In this post I would like to demonstrate why custom data profile scripts are superior to any standard tools made for this purpose.
The problem with standardized tools
While starting the data profiling exercise at each iteration of a business intelligence/data warehouse project, the analyst always has a short list of key questions:
- What is the grain of each source entity?
- What are the data types of the columns required for this particular iteration? (Explicit , as defined in DDL or in the source system specification; and implicit, based on what data is actually flowing in.)
- What is the growth rate of each source entity?
- What operations occur for each source entity? EG: inserts/updates/deletes? How frequently for each?
As you can see, these basic questions can be split into two groups:
- Static properties (1 and 2)
- Behavioral characteristics (3 and 4)
Ready-made profiling tools only allow you to get answers for the first set of questions on static properties. Data is being analyzed “as-is” without built-in capabilities for comparing the same entity at different points in time. This means that to get a dynamic view of observed data you will need to create a custom solution.
What standardized tools do offer – cool graphics
It is worth saying that standardized tools can provide answers in the form of sophisticated graphs and diagrams. (See examples below.)
Caption: Microsoft’s Data Profiling Task provided in its SQL Server Integration Services toolbox
Caption: Ataccama DQ Analyzer
At first glance, such nice visualizations seem to be an advantage of standardized tools as they provide easily understandable interpretations of your profiling results. To create the same level of graphics in a custom solution would require debugging and polishing the user interface, which can takes a good deal of time.

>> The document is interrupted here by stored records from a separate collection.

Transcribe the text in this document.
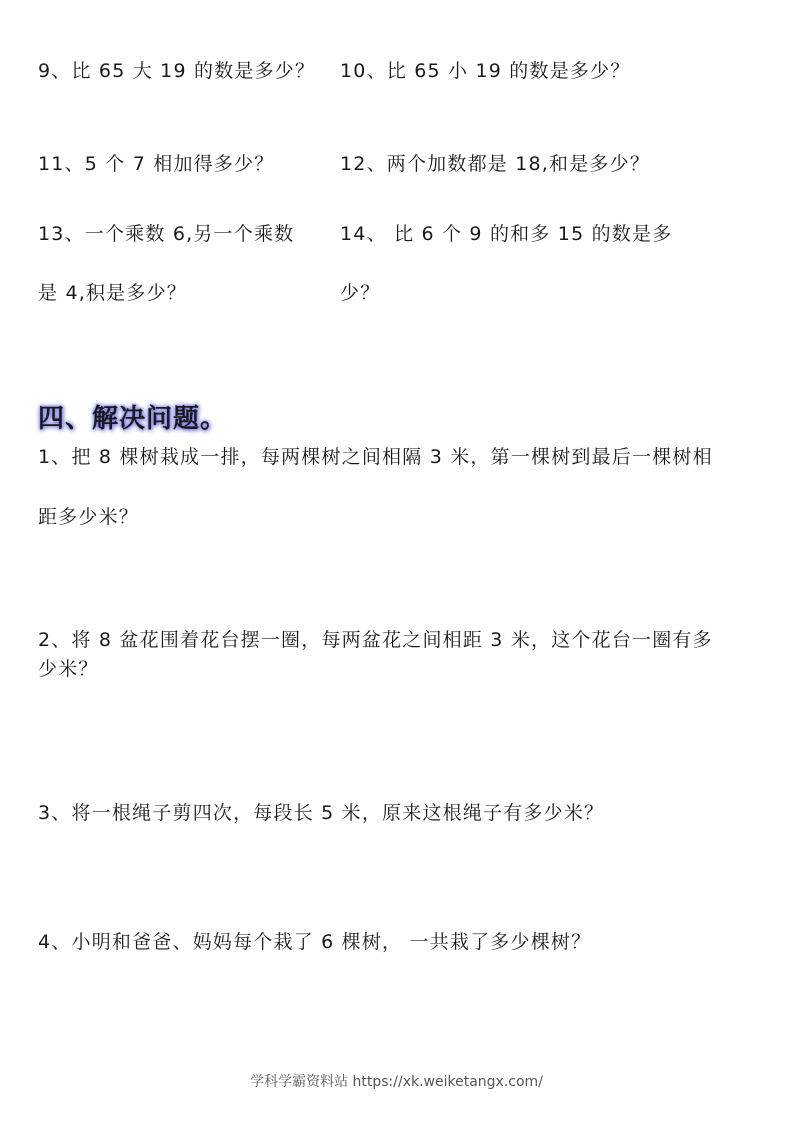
9、比 65 大 19 的数是多少？ 10、比 65 小 19 的数是多少？
11、5 个 7 相加得多少？	12、两个加数都是 18,和是多少？
13、一个乘数 6,另一个乘数
是 4,积是多少？
14、 比 6 个 9 的和多 15 的数是多
少？
四、解决问题。
1、把 8 棵树栽成一排，每两棵树之间相隔 3 米，第一棵树到最后一棵树相
距多少米？
2、将 8 盆花围着花台摆一圈，每两盆花之间相距 3 米，这个花台一圈有多
少米？
3、将一根绳子剪四次，每段长 5 米，原来这根绳子有多少米？
4、小明和爸爸、妈妈每个栽了 6 棵树， 一共栽了多少棵树？
学科学霸资料站 https://xk.weiketangx.com/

But the real problem we have found with prefabricated metrics and their graphics is a lack of flexibility. For instance, to compare distribution of values between two tables you need to keep clicking your mouse to switch between different attributes/tables/projects, trying to grasp all the differences. This is not a reliable way to build a foundation for further DW/BI implementation. You will be
extracting data profiling results in raw form, and then applying some automated analytics to answer all your questions. So . . . welcome back custom solution.
Briefly, the two main drawbacks of generic data profiling tools are:
- The set of available metrics is very restricted.

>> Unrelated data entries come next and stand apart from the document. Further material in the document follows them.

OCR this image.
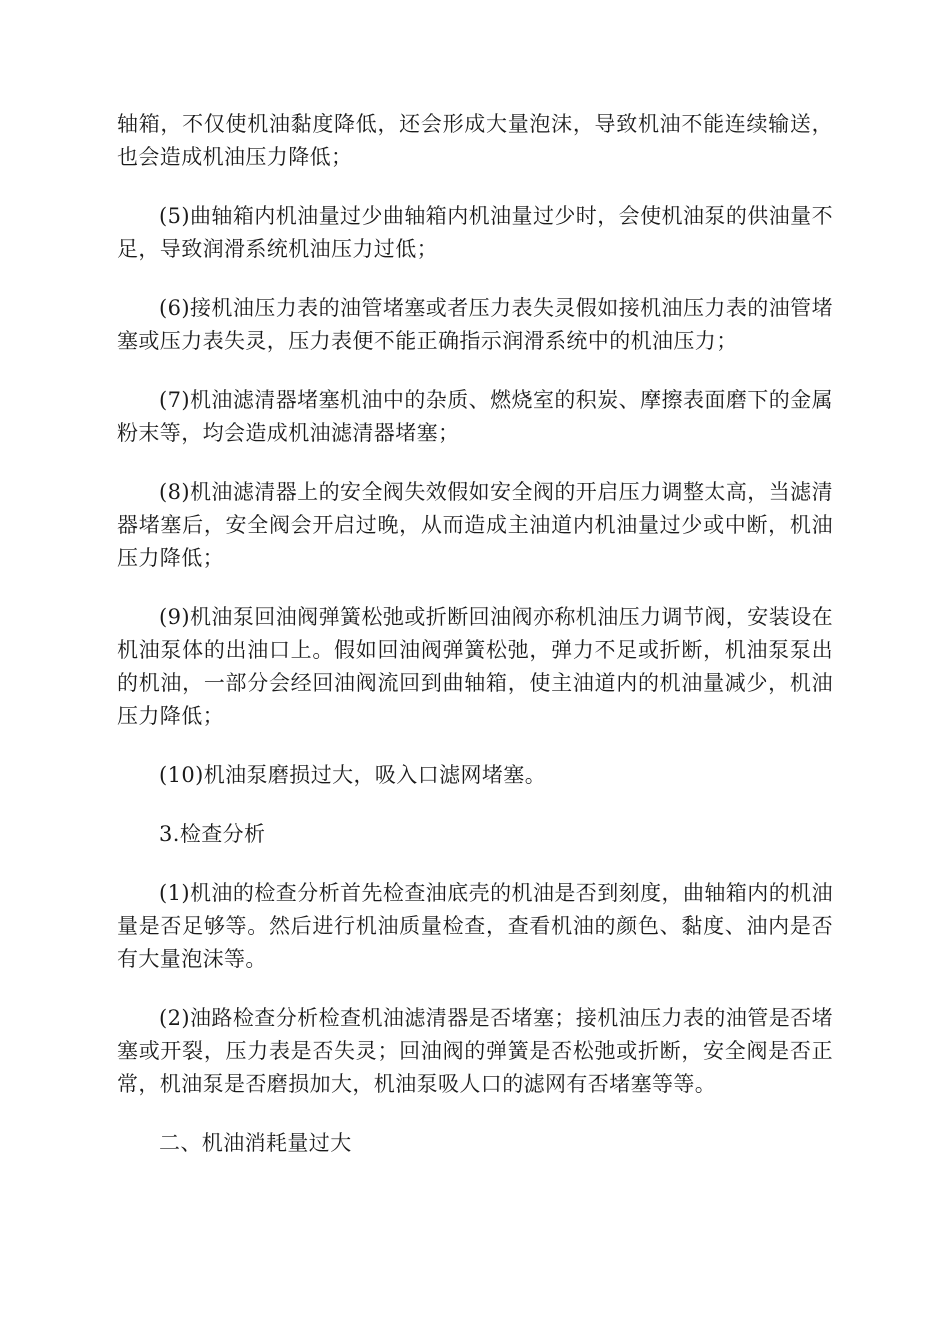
轴箱，不仅使机油黏度降低，还会形成大量泡沫，导致机油不能连续输送，也会造成机油压力降低；

(5)曲轴箱内机油量过少曲轴箱内机油量过少时，会使机油泵的供油量不足，导致润滑系统机油压力过低；

(6)接机油压力表的油管堵塞或者压力表失灵假如接机油压力表的油管堵塞或压力表失灵，压力表便不能正确指示润滑系统中的机油压力；

(7)机油滤清器堵塞机油中的杂质、燃烧室的积炭、摩擦表面磨下的金属粉末等，均会造成机油滤清器堵塞；

(8)机油滤清器上的安全阀失效假如安全阀的开启压力调整太高，当滤清器堵塞后，安全阀会开启过晚，从而造成主油道内机油量过少或中断，机油压力降低；

(9)机油泵回油阀弹簧松弛或折断回油阀亦称机油压力调节阀，安装设在机油泵体的出油口上。假如回油阀弹簧松弛，弹力不足或折断，机油泵泵出的机油，一部分会经回油阀流回到曲轴箱，使主油道内的机油量减少，机油压力降低；

(10)机油泵磨损过大，吸入口滤网堵塞。

3.检查分析

(1)机油的检查分析首先检查油底壳的机油是否到刻度，曲轴箱内的机油量是否足够等。然后进行机油质量检查，查看机油的颜色、黏度、油内是否有大量泡沫等。

(2)油路检查分析检查机油滤清器是否堵塞；接机油压力表的油管是否堵塞或开裂，压力表是否失灵；回油阀的弹簧是否松弛或折断，安全阀是否正常，机油泵是否磨损加大，机油泵吸人口的滤网有否堵塞等等。

二、机油消耗量过大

- The options for showing your data profiling results is also limited.
For example, if you have queries on your data that the vendor hasn’t anticipated, you will be forced to write custom scripts. Additionally, you will have to teach non-technical people how to access and analyze data profiling results if you need to make decisions regarding unexpected data anomalies. At Coherent, we have concluded that it just is not reasonable to use standardized tools for most data profiling exercises.
Keep your eyes on the prize: good decisions
Ultimately, the goal of data profiling is to make good decisions based on data actuals. Thus, data profiling should be provided in a format that can be easily understood and accessed by any team member (non-technical or technical), as well as converted into other formats for other purposes.
We have found that Einstein’s version of Occam’s razor: “Everything should be made as simple as possible, but not simpler,” is the best rule for data profiling design. Our own rules include:
- Use only custom data profiling scripts because:
- This provides vital flexibility.
- You get all the metrics that you need.
- You get only those metrics that you need.
- You get metrics in the most suitable format for further processing.
- It will be easy to improve your metrics when necessary.
- Use common applications like Excel for presenting data profiling results to enhance understanding from all stakeholders, set proper expectations and reduce overall project risks.